In 1703, Defoe witnessed the Great Storm on the nights of 26-27 November. The storm did severe damages to Bristol and London and the casualties count was almost 8000.
This event was the subject of his title, The Storm in 1704. This was the first example of modern journalism to the world.
He set up his periodical by the name A Revie of the Affairs of France which collected the events of War of the Spanish Succession in chronological order. His journal ran three times a week until 1713 without any hassles.
Works of Daniel Defoe
The period of Tory’s fall in 1714 to the publication of his famous Robinson Crusoe in 1791, this timeline was filled with a variety of writings of Defoe.

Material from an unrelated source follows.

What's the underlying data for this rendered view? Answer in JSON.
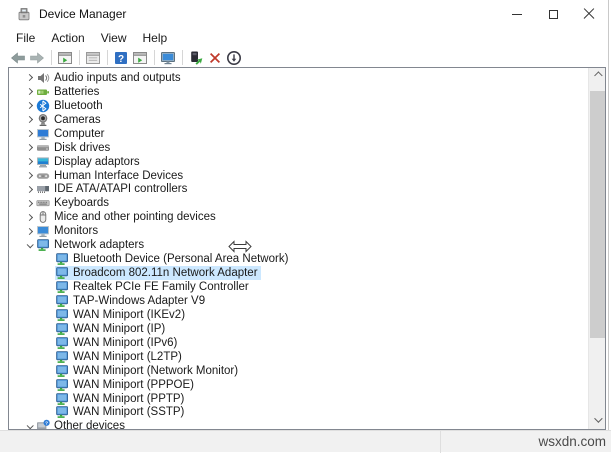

In his writings, Daniel used to comment on the tracts of uncertain around him. In his Appeal to Honor and Justice released in 1715, he made a defence on his part in Harley Tory’s ministry.
Is Moll Flanders a real person?
Daniel Defoe is well-known for his novel Moll Flanders. It was first published in 1722. It means to be the true account of the life of the eponymous Moll, the main character of the novel. His story contained details of her exploits from birth until her last years. With the success of Robinson Crusoe in 1719, Defoe had become a recognised novelist.
How long was Robinson Crusoe on the island?
Robison Crusoe was another famous novel by Daniel. The fictional Crusoe spends 28 years, two months and 19 days as a castaway in which he was stranded for a mere four years. Defoe clearly took much of his inspiration from the Caribbean, not the southern Pacific for this particular novel of his.
Some other works of Daniel are:
- The Family Instructor in 1715.
- Minutes of the Negotiations of Monsr, Mesnager in 1717.
- A Continuation of the Letters Writ by a Turkish Spy in 1718
Death of Daniel
Defoe was hiding from his creditors even in his last days. He was often in debtor’s prison and died on April 24th 1731. Though it is said that he died of lethargies yet some say he died from a stroke. He now rests in the Bunhill Fields, Borough of Islington in London.
Courtesy of being a writer, Daniel is said to have 198 pen names.